Some other variations include:
- Identifying image features in terms of: shapes, colors, and textures
- Identifying the other images by searching through images on the Internet
- Finding other images with similar image features by using probability models
- Expansion of keywords in the obtained text by adding synonyms for the keywords
- Using images from videos
Using this Process with Videos
Videos without titles or descriptions can benefit from the use of the same approach.
They may be partitioned into a “set of representative frames,” and each of those can be processed as images, using the process described above. After those images are annotated with keywords, they can be analyzed to create a set of common annotations for the whole video.
Good idea, especially given the huge amount of accurate labels they have from the google image labeller game.
What I’m interested to find out is how they break down their image analysis – they must have huge variation between different images in such a massive collection.
Thats’ probably why I get so many hits for The Jonas Brothers. Instead of just posting the picture of the band with my daughter, I post the URL of the images (after uploading them on photobucket). The keyword on the hyperlink I use is The Jonas Brothers. That makes it easier for the post to be indexed and for it to be found by major search engines.
The result?
The particular site mentioned above(1 of 22)that is mainly about my 7 kids, autism and everyday life, gets many hits from Jonas Brothers fans. Oh and yes, I found a way to maonetize that traffic.
🙂
I think another interesting question about all of this is:
How can Google tie their image search to geocoding in photographs and then compare the digital image and the place it was taken ( Longitude, Latitude, Time, Direction and Perspective ) using the tons of information already found on Google Local, Google Earth and Google maps, to assess the place, context and “topic” of a particular photograph?
From Wikipedia on Geocoded Images–
If you can start comparing the growing use of geocoded information found in digital images ( video and pictures ) to the available and growing information already found in all of Google’s local, mapping and satellite databases, I think that is a major step forward in having one hell of a powerful image search.
Have you read any mention in any of Google’s patent filings on image searching regarding any of this? I think it has major potential. Thanks.
Geocoded picture does seem like a perfect application for the technology. It could allow Google to pack Google earth with millions of local pictures.
The problem is that many sites tweak their labels to help with the search result. I know someone who labels their picture of the Atlanta skyline with “Atlanta Houses For Rent”. This seems so common that there could be some really bad results.

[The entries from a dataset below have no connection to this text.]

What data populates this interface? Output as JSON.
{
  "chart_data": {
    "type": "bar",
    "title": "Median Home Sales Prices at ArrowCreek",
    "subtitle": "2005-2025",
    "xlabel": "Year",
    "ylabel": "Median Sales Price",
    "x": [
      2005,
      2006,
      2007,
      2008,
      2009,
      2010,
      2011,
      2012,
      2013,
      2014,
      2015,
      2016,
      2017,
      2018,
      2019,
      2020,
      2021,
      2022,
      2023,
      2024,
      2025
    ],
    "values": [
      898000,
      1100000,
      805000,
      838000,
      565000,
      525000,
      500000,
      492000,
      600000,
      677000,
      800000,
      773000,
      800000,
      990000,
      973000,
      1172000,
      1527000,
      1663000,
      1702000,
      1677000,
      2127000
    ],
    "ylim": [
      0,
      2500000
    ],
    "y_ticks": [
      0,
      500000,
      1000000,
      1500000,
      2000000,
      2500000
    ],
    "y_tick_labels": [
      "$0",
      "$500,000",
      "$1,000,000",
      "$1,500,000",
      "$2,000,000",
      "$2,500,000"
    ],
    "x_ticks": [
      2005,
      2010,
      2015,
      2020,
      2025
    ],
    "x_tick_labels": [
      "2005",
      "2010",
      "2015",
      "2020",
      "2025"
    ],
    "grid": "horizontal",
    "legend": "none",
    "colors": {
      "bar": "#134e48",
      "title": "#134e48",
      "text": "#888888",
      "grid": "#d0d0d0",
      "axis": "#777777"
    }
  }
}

It would really be to see totally inappropriate search results for the king of search but if anyone can do it, Google can.
Hi Supermom,
Congratulations on doing so well on that search. Making it easier for the search engines to index information like that makes it easier for you to do well. The annotations described here are for when people don’t make it as easy as you do.
Hi Tim,
Thanks. I didn’t go into a lot of detail on the different image analysis processes that Google uses, but they do mention a number of possibilities, which are worth looking at. The labeling game, based upon the ESP game, is something I thought about mentioning here. I think it probably does help them a lot.
I’m sure Google could come up with a user contribution system in that if users tag an image with the appropriate description, they get “Google Points” to be used for Adwords or other Google product purchases.
Some of those user contributions could be validations of other users’ descriptions.